We observed how spaces are being used, how users interact with one another in an open space vs a closed space, and interactions between users and staff.
These methods, combined with a user research study that had been completed by the client previously, identified two different types of users.
The Hopper: This user was 28-40 and works from home most of the time but will work from a coworking space about 1-2 times per week to get a change of pace. This user is a fan of hopping around and trying out new spots, making them the most consistent & ideal Deskpass users.
The Home Baser: This user was 24-33 and typically works from a coworking space 3-4 times per week. While this user will hop around initially, they are only doing so to try out different spaces with the ultimate goal of finding a workspace to call “home.” This was the type of user that showed up most in our research and was also the one that we felt highlighted the most areas of opportunity.
The 3 C's
For the purposes of this project, we focused on the 3 C’s that came up again and again:
Knowing What We Know, How Might We...
Create an search that addresses emotional concerns of the user
Give users a sense of connection and community
Give users more informative space pages
All while emphasizing the Desktime/Deskpass relationship & enticing users to sign up with Deskpass?
Focus on Benefits
Highlight for both the Hopper and the Home Baser
An improved digital solution will have benefit tracks for both kinds of user, so that Deskpass can grow in each direction.
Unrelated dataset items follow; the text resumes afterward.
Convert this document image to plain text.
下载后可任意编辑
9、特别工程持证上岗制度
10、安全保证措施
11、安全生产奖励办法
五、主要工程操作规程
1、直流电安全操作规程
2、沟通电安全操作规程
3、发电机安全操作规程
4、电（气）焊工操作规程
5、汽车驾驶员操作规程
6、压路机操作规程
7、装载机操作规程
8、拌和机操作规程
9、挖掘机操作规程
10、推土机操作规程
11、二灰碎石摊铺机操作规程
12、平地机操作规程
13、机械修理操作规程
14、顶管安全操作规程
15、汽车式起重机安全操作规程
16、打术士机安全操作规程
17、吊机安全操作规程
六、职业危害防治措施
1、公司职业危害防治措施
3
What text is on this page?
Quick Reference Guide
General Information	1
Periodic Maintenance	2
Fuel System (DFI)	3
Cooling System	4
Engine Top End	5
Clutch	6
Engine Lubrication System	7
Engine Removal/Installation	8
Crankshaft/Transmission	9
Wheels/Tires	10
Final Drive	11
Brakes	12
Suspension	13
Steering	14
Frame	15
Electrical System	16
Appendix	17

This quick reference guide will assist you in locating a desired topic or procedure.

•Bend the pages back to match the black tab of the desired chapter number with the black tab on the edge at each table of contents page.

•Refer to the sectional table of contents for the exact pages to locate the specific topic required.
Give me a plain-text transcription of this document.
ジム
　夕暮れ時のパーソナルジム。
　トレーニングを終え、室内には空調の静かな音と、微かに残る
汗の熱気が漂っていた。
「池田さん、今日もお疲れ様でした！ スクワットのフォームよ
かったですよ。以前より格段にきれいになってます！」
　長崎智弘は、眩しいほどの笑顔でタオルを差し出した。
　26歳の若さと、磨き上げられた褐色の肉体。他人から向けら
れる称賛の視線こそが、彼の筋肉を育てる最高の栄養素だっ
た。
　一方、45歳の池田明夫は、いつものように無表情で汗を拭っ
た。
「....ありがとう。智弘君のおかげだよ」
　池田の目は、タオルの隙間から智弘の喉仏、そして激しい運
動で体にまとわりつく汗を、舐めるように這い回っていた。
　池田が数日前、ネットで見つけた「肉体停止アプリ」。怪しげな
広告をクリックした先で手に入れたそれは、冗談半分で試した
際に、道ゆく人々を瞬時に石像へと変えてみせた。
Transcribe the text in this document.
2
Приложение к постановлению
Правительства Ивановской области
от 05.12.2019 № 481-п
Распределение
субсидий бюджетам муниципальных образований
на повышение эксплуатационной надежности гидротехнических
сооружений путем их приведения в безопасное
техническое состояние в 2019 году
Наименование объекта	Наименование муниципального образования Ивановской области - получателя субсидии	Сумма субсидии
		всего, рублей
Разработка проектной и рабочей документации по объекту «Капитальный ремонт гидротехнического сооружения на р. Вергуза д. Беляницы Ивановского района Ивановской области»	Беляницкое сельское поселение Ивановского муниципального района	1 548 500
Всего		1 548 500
Strategize Using Existing Decision Models
Zero in on how people already make personal choices
Using a concept map we created grouping how people already make decisions, from dating to makeup purchases, we tested which examples could translate best to an improved Desktime experience when searching for a space.
Personalize Search with Clear Map
Show how Desktime and Deskpass work together to help everyone
We want to give our user a clear path from Desktime, where they'll find a space, to Deskpass, where they can try a space (or many spaces) before they hop again or find their home.
Final Deliverable & Client Reception
After sketching multiple new options for the Desktime website (while also showing its relationship to Deskpass), the founder of Desktime/Deskpass shared that his designers were hoping to migrate the site to another platform that had built-in features. As such, we did not design a new website or web application. Instead, we provided high fidelity wireframes that his designers and developers could use as a blueprint for the future site with rationale for our choices.
The client was thrilled that we were able to identify a new user outside their historic user, and that we gave research backed analysis for each design decision. Much of our copy now appears on the Desktime site to introduce users to Deskpass, and the amount of information shown on space pages continues to improve on Desktime as they test new versions.